El Rituale Romanum exige que el sacerdote use los ornamentos: alba blanca, estola morada, agua, sal y aceite exorcizados y el libro rojo que contiene todas las oraciones que deben servir de arma para enfrentar al demonio.
Además del padre Álvaro, en la ciudad hay otras personas, sacerdotes o laicos, que hacen lo mismo con o sin autorización de la Iglesia católica. Como Carlos Eduardo Cataño, que ocupó el cargo de exorcista antes que Álvaro, o Jaime de Jesús Díaz, un sacerdote católico independiente que hacía sus misas –y exorcismos– bajo el puente de la Aguacatala, al frente del bar Social Club.
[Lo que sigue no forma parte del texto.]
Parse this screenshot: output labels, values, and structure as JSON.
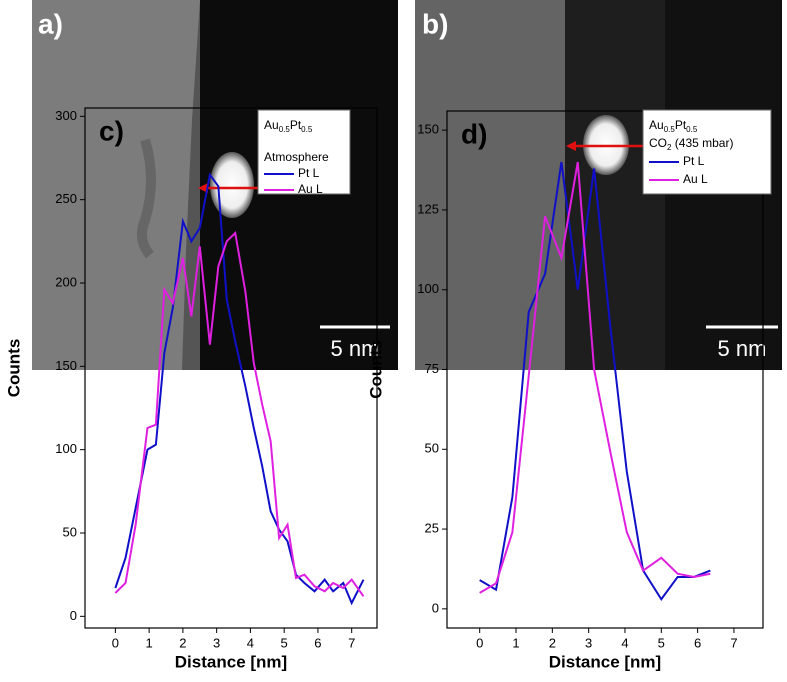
{
  "images": [
    {
      "label": "a)",
      "scale_bar": "5 nm"
    },
    {
      "label": "b)",
      "scale_bar": "5 nm"
    }
  ],
  "chart_data": [
    {
      "type": "line",
      "label": "c)",
      "legend_title": [
        "Au",
        "0.5",
        "Pt",
        "0.5"
      ],
      "legend_subtitle": "Atmosphere",
      "xlabel": "Distance [nm]",
      "ylabel": "Counts",
      "x": [
        0,
        0.3,
        0.6,
        0.95,
        1.2,
        1.45,
        1.7,
        2,
        2.25,
        2.5,
        2.8,
        3.05,
        3.3,
        3.55,
        3.85,
        4.1,
        4.35,
        4.6,
        4.85,
        5.1,
        5.35,
        5.6,
        5.9,
        6.2,
        6.45,
        6.75,
        7,
        7.35
      ],
      "series": [
        {
          "name": "Pt L",
          "color": "#1010c8",
          "values": [
            17,
            35,
            65,
            100,
            103,
            158,
            185,
            237,
            225,
            233,
            265,
            258,
            190,
            165,
            138,
            113,
            90,
            63,
            52,
            45,
            25,
            20,
            15,
            22,
            15,
            20,
            8,
            22
          ]
        },
        {
          "name": "Au L",
          "color": "#e020e0",
          "values": [
            14,
            20,
            55,
            113,
            115,
            196,
            188,
            215,
            180,
            222,
            163,
            210,
            225,
            230,
            195,
            152,
            127,
            105,
            47,
            55,
            23,
            25,
            18,
            15,
            20,
            17,
            22,
            12
          ]
        }
      ],
      "xlim": [
        -0.9,
        7.75
      ],
      "ylim": [
        -7,
        305
      ],
      "xticks": [
        0,
        1,
        2,
        3,
        4,
        5,
        6,
        7
      ],
      "yticks": [
        0,
        50,
        100,
        150,
        200,
        250,
        300
      ]
    },
    {
      "type": "line",
      "label": "d)",
      "legend_title": [
        "Au",
        "0.5",
        "Pt",
        "0.5"
      ],
      "legend_subtitle": [
        "CO",
        "2",
        " (435 mbar)"
      ],
      "xlabel": "Distance [nm]",
      "ylabel": "Counts",
      "x": [
        0,
        0.45,
        0.9,
        1.35,
        1.8,
        2.25,
        2.7,
        3.15,
        3.6,
        4.05,
        4.5,
        5,
        5.45,
        5.9,
        6.35
      ],
      "series": [
        {
          "name": "Pt L",
          "color": "#1010c8",
          "values": [
            9,
            6,
            35,
            93,
            105,
            140,
            100,
            138,
            88,
            43,
            12,
            3,
            10,
            10,
            12
          ]
        },
        {
          "name": "Au L",
          "color": "#e020e0",
          "values": [
            5,
            8,
            24,
            73,
            123,
            110,
            140,
            75,
            49,
            24,
            12,
            16,
            11,
            10,
            11
          ]
        }
      ],
      "xlim": [
        -0.9,
        7.8
      ],
      "ylim": [
        -6,
        156
      ],
      "xticks": [
        0,
        1,
        2,
        3,
        4,
        5,
        6,
        7
      ],
      "yticks": [
        0,
        25,
        50,
        75,
        100,
        125,
        150
      ]
    }
  ]
}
Hoy los exorcismos permanecen suspendidos en la ciudad. Cuando Álvaro se fue de El Espíritu Santo en agosto del 2024, en la reja de la casa cural pegaron un aviso que decía que allí ya no lo iban a encontrar más, que si lo necesitaban, lo buscaran en su nueva parroquia: Jesús Obrero.
Pero no solo lo buscan sus seguidores. Carlos habla de los ataques “por parte de sectas satánicas” que recibió la parroquia El Espíritu Santo y dice que a finales de febrero colgaron un gato en la sacristía de la iglesia e hicieron pentagramas en los muros. Según el sacristán de la iglesia, que se negó a dar su nombre, aquel gato terminó colgado “en un lamentable accidente”. Pero Emmanuel Arias, uno de los asistentes de Álvaro, dice que eso que pasó en Prado, él y el padre lo ven como “un acto deliberado de una secta”. Para Marcela, “eso ya antes lo hacían muy camuflado, ya no, ya lo hacen de frente y directo”.
A pesar de no tener la autorización para practicar exorcismos, Álvaro sigue escuchando a la gente y haciendo liberaciones. Atiende las filas que crecen cada mañana llenas de personas esperanzadas en que algo cambie en sus vidas. Sus seguidores esperan que, tarde o temprano, retome su trabajo como exorcista. Y él asegura que ya está mejor, listo para volver: “Seguramente el arzobispo, en estos días, me llamará a decirme si sigo en esto”.
*Identidad reservada por solicitud de la fuente.